Are you tracking?
S2:E45

Are you tracking?

[00:00:00] **Aurooba Ahmed:** Well, hello! This is The Daily Five with Aurooba, that's me, where we reflect on creating our best lives a little bit every day. Here we go.

[00:00:15] So you're trying something new, something you think will help you create a better life in some way. That is excellent. And are you tracking it? Are you tracking the results of what you're doing in some way?

[00:00:30] There's this cliche of the thin woman in pop culture who obsesses over everything she eats and then recounts it to her boyfriend at the end of the day. This woman is considered shallow, boring, and annoying. And, you know, like anything taken to the extreme, obsessing over what you ate and how much you ate too much is unhealthy. That's how you develop eating disorders.

[00:00:56] But do you know why they ask you to keep track of your calories when you're trying to make any kind of physique change? Well, apart from the fact that more than half the change comes from diet, it's because sometimes awareness is more than half the battle.

[00:01:13] I'm going to stick with the food example because it's a really common one. By keeping track of what you eat and making yourself aware of the calories it has and the macros it has, something changes. The very act of recording what you eat changes the way you eat. Sometimes, that might mean you start planning your food intake in the morning, making adjustments to meet whatever goal it is that you set.

[00:01:41] A few years ago, when I was trying to increase my bench press from the 90 pounds I was stuck at to get to 100 pounds or more, I decided I needed to double how much protein I was consuming on a daily basis.

[00:01:56] I lived and breathed by the macro breakdown of my food in the app, My Fitness Pal. If you've never had to do this, by the way, increasing your protein intake can be really, really hard. Or, well, at least it was really, really hard for me. Paying attention to my food during that time changed the way I ate almost permanently. In fact, it wasn't until that stint of needing to up my protein that I started to like a lot of the foods that are now a pretty normal part of my life, like, say, shepherd's pie, smoked salmon, and quinoa.

[00:02:34] Even if you change nothing about how you normally eat, but just start tracking it, typically that will start to affect your decisions. It's almost like, like someone is watching you, and so you try to make better decisions. Now, what that says about our society and culture and traditions, I don't want to get into because, jeez. But it's true, anyway.

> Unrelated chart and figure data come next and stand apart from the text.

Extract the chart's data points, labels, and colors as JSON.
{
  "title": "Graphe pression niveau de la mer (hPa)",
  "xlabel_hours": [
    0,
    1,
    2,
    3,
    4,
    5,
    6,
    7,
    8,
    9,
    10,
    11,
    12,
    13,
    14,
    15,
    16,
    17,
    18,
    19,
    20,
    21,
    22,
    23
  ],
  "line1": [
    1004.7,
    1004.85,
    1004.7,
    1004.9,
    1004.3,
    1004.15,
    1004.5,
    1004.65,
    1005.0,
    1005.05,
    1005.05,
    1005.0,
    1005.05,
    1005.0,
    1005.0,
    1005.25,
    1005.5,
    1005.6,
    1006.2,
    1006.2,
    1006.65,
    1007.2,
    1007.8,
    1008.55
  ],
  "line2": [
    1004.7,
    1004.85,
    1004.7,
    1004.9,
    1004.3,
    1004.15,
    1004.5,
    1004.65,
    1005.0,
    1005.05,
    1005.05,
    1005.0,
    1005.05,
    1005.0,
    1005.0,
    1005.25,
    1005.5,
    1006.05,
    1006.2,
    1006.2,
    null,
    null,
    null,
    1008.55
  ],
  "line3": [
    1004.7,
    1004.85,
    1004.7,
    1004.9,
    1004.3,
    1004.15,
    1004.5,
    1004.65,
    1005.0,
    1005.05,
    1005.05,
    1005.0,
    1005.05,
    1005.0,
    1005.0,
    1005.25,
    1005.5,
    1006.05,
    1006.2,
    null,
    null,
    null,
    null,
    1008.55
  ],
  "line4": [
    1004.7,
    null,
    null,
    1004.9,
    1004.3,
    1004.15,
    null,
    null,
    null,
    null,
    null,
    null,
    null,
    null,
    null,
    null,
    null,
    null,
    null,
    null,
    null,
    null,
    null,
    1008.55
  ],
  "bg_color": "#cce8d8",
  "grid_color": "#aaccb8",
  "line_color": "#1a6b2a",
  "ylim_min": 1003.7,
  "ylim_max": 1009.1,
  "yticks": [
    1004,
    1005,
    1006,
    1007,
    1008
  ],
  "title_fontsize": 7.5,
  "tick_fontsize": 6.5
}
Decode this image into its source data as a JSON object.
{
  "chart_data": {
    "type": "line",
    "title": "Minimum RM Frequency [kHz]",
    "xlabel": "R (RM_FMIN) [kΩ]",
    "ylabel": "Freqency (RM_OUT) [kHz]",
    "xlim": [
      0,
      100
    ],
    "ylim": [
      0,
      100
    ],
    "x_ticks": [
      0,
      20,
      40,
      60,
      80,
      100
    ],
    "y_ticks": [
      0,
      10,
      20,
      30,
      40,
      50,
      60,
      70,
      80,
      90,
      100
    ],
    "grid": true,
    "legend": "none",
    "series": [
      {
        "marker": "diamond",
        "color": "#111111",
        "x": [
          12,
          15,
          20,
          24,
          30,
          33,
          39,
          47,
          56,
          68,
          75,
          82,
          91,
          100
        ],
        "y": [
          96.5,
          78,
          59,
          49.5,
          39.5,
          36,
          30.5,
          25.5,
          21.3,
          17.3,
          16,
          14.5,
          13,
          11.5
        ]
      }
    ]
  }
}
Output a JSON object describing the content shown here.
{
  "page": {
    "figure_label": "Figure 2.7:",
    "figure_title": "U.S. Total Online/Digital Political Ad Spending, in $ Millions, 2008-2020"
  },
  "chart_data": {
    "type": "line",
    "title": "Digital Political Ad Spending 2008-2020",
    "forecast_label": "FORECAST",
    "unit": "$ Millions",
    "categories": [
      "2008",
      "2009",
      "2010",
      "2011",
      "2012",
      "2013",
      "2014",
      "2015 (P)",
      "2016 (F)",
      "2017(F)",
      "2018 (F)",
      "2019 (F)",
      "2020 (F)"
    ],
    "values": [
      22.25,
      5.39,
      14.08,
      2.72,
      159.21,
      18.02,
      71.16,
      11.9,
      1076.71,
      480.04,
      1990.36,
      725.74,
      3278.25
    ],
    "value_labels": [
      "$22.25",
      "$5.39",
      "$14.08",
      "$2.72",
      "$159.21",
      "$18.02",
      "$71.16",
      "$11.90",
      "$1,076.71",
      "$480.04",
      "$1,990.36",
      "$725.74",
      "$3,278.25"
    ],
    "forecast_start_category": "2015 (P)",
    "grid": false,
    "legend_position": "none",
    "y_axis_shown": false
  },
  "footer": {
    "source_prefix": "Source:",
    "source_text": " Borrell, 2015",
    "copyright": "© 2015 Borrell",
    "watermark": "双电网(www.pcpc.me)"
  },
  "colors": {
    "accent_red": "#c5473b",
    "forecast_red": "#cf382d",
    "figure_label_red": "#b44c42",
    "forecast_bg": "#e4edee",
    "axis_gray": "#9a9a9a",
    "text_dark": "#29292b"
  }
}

[00:03:01] The same thing happens when you track anything else. You don't just start to collect data, you start to react to it, because that's a very natural thing to do. Sometimes in really obvious ways, and sometimes in really subtle ways.

[00:03:19] What is good data and what is bad data? That's perhaps a different episode for another day because not all data is necessarily good or necessarily useful, perhaps. But data in general does have a tendency to compel action of some kind. And a lot of the times, in our case, action is what we're looking for. Sometimes we have trouble getting started or trouble keeping going. And If data can compel us to keep going, then data is good for us.

[00:03:55] Tracking isn't a particularly active activity. At least, you know, it doesn't have to be. It does have to, however, be non judgmental and honest. Don't fake the data. And don't judge yourself if the data isn't what you think it should be. Just collect the data. Remain mindful of it. And Watch how it starts to affect your decision making. Sometimes in ways you don't even notice, and sometimes in big ways, you know, it can be a real motivator just by keeping track of something.

[00:04:30] It is, in my experience, a very remarkable thing, because it's just numbers sometimes, or just some tables, or maybe a checkbox, or a tick on a calendar, and yet the effect it seems to have on us, when we see a bunch of that, well, it's quite something.

[00:04:54] Thanks for listening. Same time tomorrow?